Now it works on windows and mac. Yay!

Template Repo

Overall, these steps are not complicated, and only need to happen once per project. But I’d rather not have to do it every time I want to start a simple – dumb – web page. I could have made some extensions for create-react-app or neutrino, but it felt like it was ‘baggage’ for my aspirations. So I made a template repo – these are repos that GitHub makes it easy to click-once to create a new independent repository that you can just start working in. It’s not connected to my repo, and lets you get going quickly & make whatever changes you wish. You can find the template at https://github.com/grork/innerloop-template – click “Use this template” if you want to use it.

  1. There are tools such as create-react-app or Neutrino (both templating tools), as well as kitchen-sink tools like Parcel that make parts easier. But they bring some foundational opinions (React requirement for create-react-app, general dependency growth with Neutrino), minimal progressive disclosure (Neutrino), or don’t solve sensible editor/IDE integration (all of them).

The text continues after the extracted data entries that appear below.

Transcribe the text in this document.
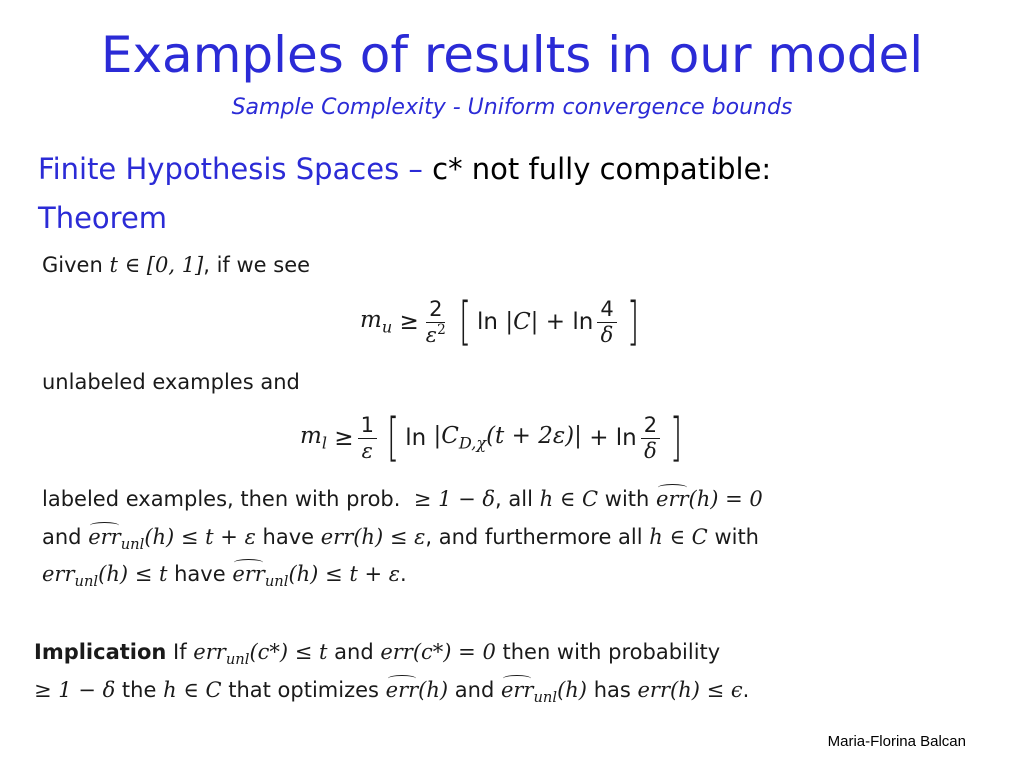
Examples of results in our model
Sample Complexity - Uniform convergence bounds
Finite Hypothesis Spaces – c* not fully compatible:
Theorem
Given t ∈ [0, 1], if we see
$m_u \ge \frac{2}{\varepsilon^2}$ [ $\ln |C| + \ln \frac{4}{\delta}$ ]
unlabeled examples and
$m_l \ge \frac{1}{\varepsilon}$ [ $\ln |C_{D,\chi}(t + 2\varepsilon)| + \ln \frac{2}{\delta}$ ]
labeled examples, then with prob. ≥ 1 − δ, all h ∈ C with err(h) = 0
and err$_{unl}$(h) ≤ t + ε have err(h) ≤ ε, and furthermore all h ∈ C with
err$_{unl}$(h) ≤ t have err$_{unl}$(h) ≤ t + ε.
Implication If err$_{unl}$(c*) ≤ t and err(c*) = 0 then with probability
≥ 1 − δ the h ∈ C that optimizes err(h) and err$_{unl}$(h) has err(h) ≤ ϵ.
Maria-Florina Balcan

    This leads to the paradox that you’re either bringing baggage, or still left fumbling for what to do next. None of them make debugging simple people are likely to gravitate to console.log or spray & pray debugging.

    It’s certainly possible to create templates that would get you to the right place but they’re all “and” solutions on top of an already opt-in path (install extra tool, get extension to tool, then create project). It would be amazing if npm added something like .NET’s dotnet new template format. There’s a whole other rant in here, but that’s for another day.